[Date Prev][Date Next][Thread Prev][Thread Next][Date Index][Thread Index]

RE: Registering a charset alias



I'd encourage moving toward UTF-8.  Assuming that existing stuff works OK, then adding "better" ways for non-Unicode data to be passed around doesn't accomplish much.  Anyone working to use the "better" method could just as easily (or more easily) just move to UTF-8.

-Shawn

-----Original Message-----
From: Erik van der Poel [mailto:erikv@google.com]
Sent: Friday, August 14,  2009 16:18
To: Markus Scherer
Cc: Shawn Steele; Ira McDonald; Anne van Kesteren; ietf-charsetsianaorg
Subject: Re: Registering a charset alias

No, I don't think we should recommend behavior that is more lenient
than what the major browsers currently do. (I believe the major
browsers don't strip "x-"?)

So I don't think the following spec from HTML 5, section 2.7 is very
good either:

"When comparing a string specifying a character encoding with the name
or alias of a character encoding to determine if they are equal, user
agents must use the Charset Alias Matching rules defined in Unicode
Technical Standard #22. [UTS22]

For instance, "GB_2312-80" and "g.b.2312(80)" are considered equivalent names."

The general approach should be: As lenient as the major browsers, but
not more lenient. Lenience leads to a proliferation of garbage.

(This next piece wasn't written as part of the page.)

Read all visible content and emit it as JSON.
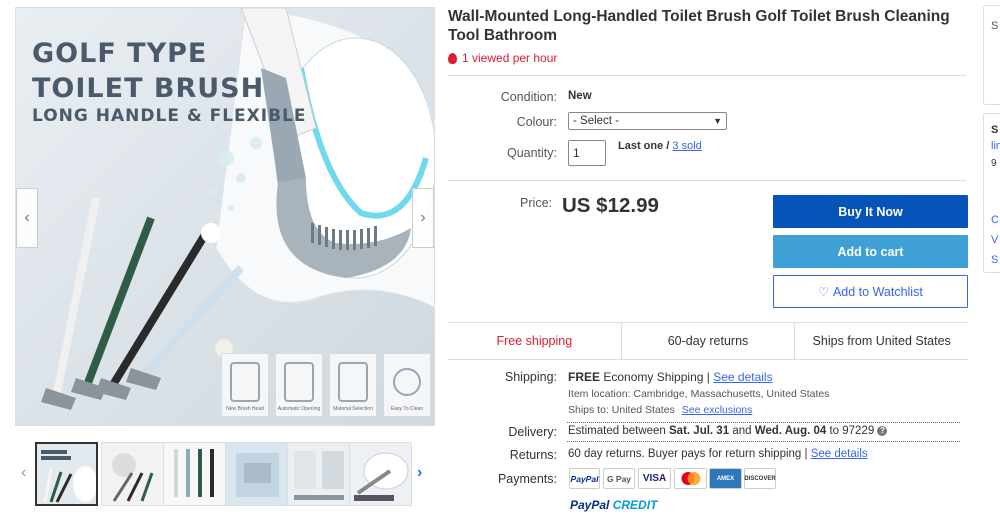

I chose the name x-x-big5 for an internal X-Windows-only encoding for
Big5 that only had 2-byte characters, no ASCIIs. That name was
intended to be used only internally, within Netscape, but our X
resource file was written in plain ASCII, and Microsoft picked that
up, assuming that x-x-big5 was ordinary big5. I shouldn't have exposed
that name in a plain text file, nor should I have put that name in the
same namespace as ordinary charsets.

Erik

On Fri, Aug 14, 2009 at 4:03 PM, Markus Scherer<markus.icu@gmail.com> wrote:
> How about a general rule (maybe in HTML 5) that if x-abc is not recognized
> then the implementation should strip the x- and try abc instead. Apparently,
> this may need to be done multiple times, to deal with x-x-big5. (Whoever
> came up with *that*?)
>
> markus
>